Multiple Terrorists Arrested In Connection To Russia Shooting

Last Monday, Russian officials arrested four men, all dressed similarly to the attackers shown in footage from the slaughter at a music venue outside of Moscow. The men are likely the terrorists who orchestrated the assault because they were all wearing clothes that matched the men in the footage. One of the detainees is seen in a video wearing a light-brown T-shirt with a recognizable logo on the left breast and pants branded with Boss. These features are identical to what a shooter wore in the propaganda clip of the attack published by the Islamic State, often known as ISIS.

On Sunday night, a court hearing in Moscow recognized Saidakrami M. Rachabalizoda, Shamsidin Fariduni, Muhammadsobir Z. Fayzov, and Dalerjon B. Mirzoyev as the four suspects in the attack that killed over 130 people. According to three defendants who testified in court, Tajikistan is their home. Two of the guys interrogated in films seen by The Times spoke Tajik.
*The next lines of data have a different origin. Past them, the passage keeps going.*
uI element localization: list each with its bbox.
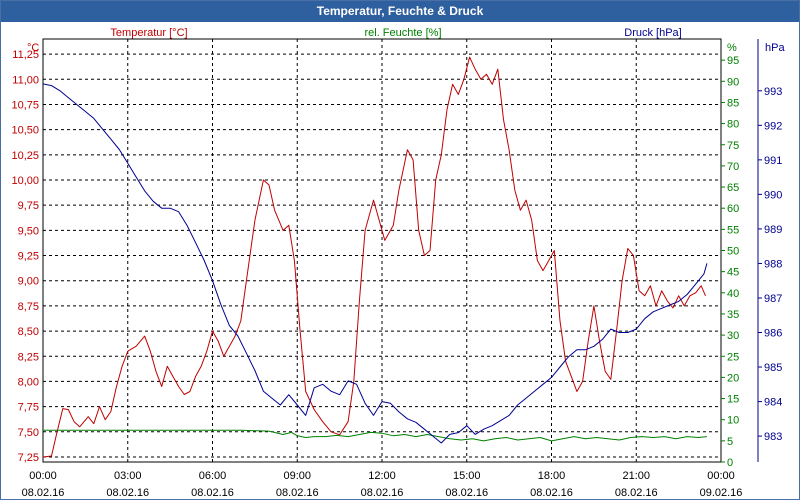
humidity-tick-label: 30 xyxy=(727,330,739,342)
humidity-tick-label: 50 xyxy=(727,246,739,258)
temperature-tick-label: 9,00 xyxy=(18,276,39,288)
humidity-tick-label: 35 xyxy=(727,309,739,321)
temperature-tick-label: 8,75 xyxy=(18,301,39,313)
series-line-humidity xyxy=(43,429,707,442)
temperature-tick-label: 8,50 xyxy=(18,326,39,338)
temperature-tick-label: 10,75 xyxy=(11,99,39,111)
pressure-tick-label: 986 xyxy=(764,328,782,340)
temperature-tick-label: 7,75 xyxy=(18,402,39,414)
humidity-tick-label: 55 xyxy=(727,224,739,236)
temperature-tick-label: 11,25 xyxy=(12,49,39,61)
pressure-tick-label: 992 xyxy=(764,120,782,132)
pressure-tick-label: 987 xyxy=(764,293,782,305)
humidity-tick-label: 60 xyxy=(727,203,739,215)
x-tick-time: 21:00 xyxy=(622,470,650,482)
temperature-tick-label: 8,00 xyxy=(18,376,39,388)
temperature-tick-label: 8,25 xyxy=(18,351,39,363)
x-tick-date: 08.02.16 xyxy=(615,487,658,499)
x-tick-time: 09:00 xyxy=(283,470,311,482)
series-line-temperature xyxy=(42,56,706,458)
pressure-unit-label: hPa xyxy=(765,42,785,54)
temperature-tick-label: 10,25 xyxy=(11,150,39,162)
pressure-tick-label: 990 xyxy=(764,189,782,201)
x-tick-date: 08.02.16 xyxy=(276,487,319,499)
x-tick-date: 09.02.16 xyxy=(700,487,743,499)
humidity-tick-label: 80 xyxy=(727,119,739,131)
pressure-tick-label: 993 xyxy=(764,86,782,98)
x-tick-date: 08.02.16 xyxy=(22,487,65,499)
pressure-tick-label: 991 xyxy=(764,155,782,167)
tick-labels: 7,25 7,50 7,75 8,00 8,25 8,50 8,75 9,00 9,25 9,50… xyxy=(11,39,782,499)
series-group xyxy=(42,56,708,458)
pressure-tick-label: 984 xyxy=(764,397,782,409)
humidity-tick-label: 85 xyxy=(727,97,739,109)
temperature-tick-label: 7,25 xyxy=(18,452,39,464)
pressure-tick-label: 985 xyxy=(764,362,782,374)
x-tick-date: 08.02.16 xyxy=(530,487,573,499)
temperature-tick-label: 9,75 xyxy=(18,200,39,212)
x-tick-date: 08.02.16 xyxy=(445,487,488,499)
humidity-tick-label: 10 xyxy=(727,415,739,427)
humidity-tick-label: 45 xyxy=(727,267,739,279)
temperature-tick-label: 9,50 xyxy=(18,225,39,237)
x-tick-time: 06:00 xyxy=(199,470,227,482)
x-tick-date: 08.02.16 xyxy=(106,487,149,499)
x-tick-time: 00:00 xyxy=(29,470,57,482)
humidity-tick-label: 0 xyxy=(727,457,733,469)
grid xyxy=(43,39,721,462)
temperature-tick-label: 7,50 xyxy=(18,427,39,439)
pressure-tick-label: 988 xyxy=(764,258,782,270)
humidity-tick-label: 90 xyxy=(727,76,739,88)
humidity-axis-label: rel. Feuchte [%] xyxy=(364,27,441,39)
x-tick-time: 00:00 xyxy=(707,470,735,482)
temperature-tick-label: 11,00 xyxy=(12,74,39,86)
humidity-tick-label: 95 xyxy=(727,55,739,67)
series-line-pressure xyxy=(42,83,708,444)
pressure-tick-label: 989 xyxy=(764,224,782,236)
humidity-tick-label: 5 xyxy=(727,436,733,448)
x-tick-time: 18:00 xyxy=(538,470,566,482)
humidity-unit-label: % xyxy=(727,42,737,54)
x-tick-date: 08.02.16 xyxy=(361,487,404,499)
x-tick-date: 08.02.16 xyxy=(191,487,234,499)
humidity-tick-label: 40 xyxy=(727,288,739,300)
humidity-tick-label: 20 xyxy=(727,372,739,384)
window-title: Temperatur, Feuchte & Druck xyxy=(1,1,799,22)
pressure-axis-label: Druck [hPa] xyxy=(624,27,681,39)
temperature-unit-label: °C xyxy=(27,42,39,54)
chart: 7,25 7,50 7,75 8,00 8,25 8,50 8,75 9,00 9,25 9,50… xyxy=(11,27,785,499)
humidity-tick-label: 25 xyxy=(727,351,739,363)
temperature-tick-label: 10,50 xyxy=(11,125,39,137)
temperature-tick-label: 10,00 xyxy=(11,175,39,187)
x-tick-time: 12:00 xyxy=(368,470,396,482)
temperature-tick-label: 9,25 xyxy=(18,251,39,263)
humidity-tick-label: 15 xyxy=(727,394,739,406)
x-tick-time: 15:00 xyxy=(453,470,481,482)
temperature-axis-label: Temperatur [°C] xyxy=(110,27,187,39)
pressure-tick-label: 983 xyxy=(764,431,782,443)
humidity-tick-label: 75 xyxy=(727,140,739,152)
x-tick-time: 03:00 xyxy=(114,470,142,482)
humidity-tick-label: 65 xyxy=(727,182,739,194)
humidity-tick-label: 70 xyxy=(727,161,739,173)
Two of the men showed up to court with apparent wounds, and the footage shows that several of the victims were abused while in custody. A leaked copy of the fourth suspect’s passport indicates that he is also a native of Tajikistan; he appeared in court in a wheelchair and seemed unable to reply.

Islamic State claimed credit, released images of what it said were the assailants, and released footage of the incident itself after U.S. officials indicated the group had carried it out. Putin did not single out the Islamic State when he said that “international terrorism” was to blame for the attack. Russian state media set the stage for accusing Ukraine, which vehemently denied any responsibility.

Senior scholar Rob Lee of the Philadelphia-based Foreign Policy Research Institute said that the gunmen in the video did not look very trained, even though they carried out one of the bloodiest terrorist attacks in Russia in decades. According to him, the attackers didn’t spread out and do more damage; instead, they appeared clustered together. Authorities would have an easier time tracking down and linking the perpetrators to the site if they changed into different clothing after the massacre and if they escaped in the same car that brought them there.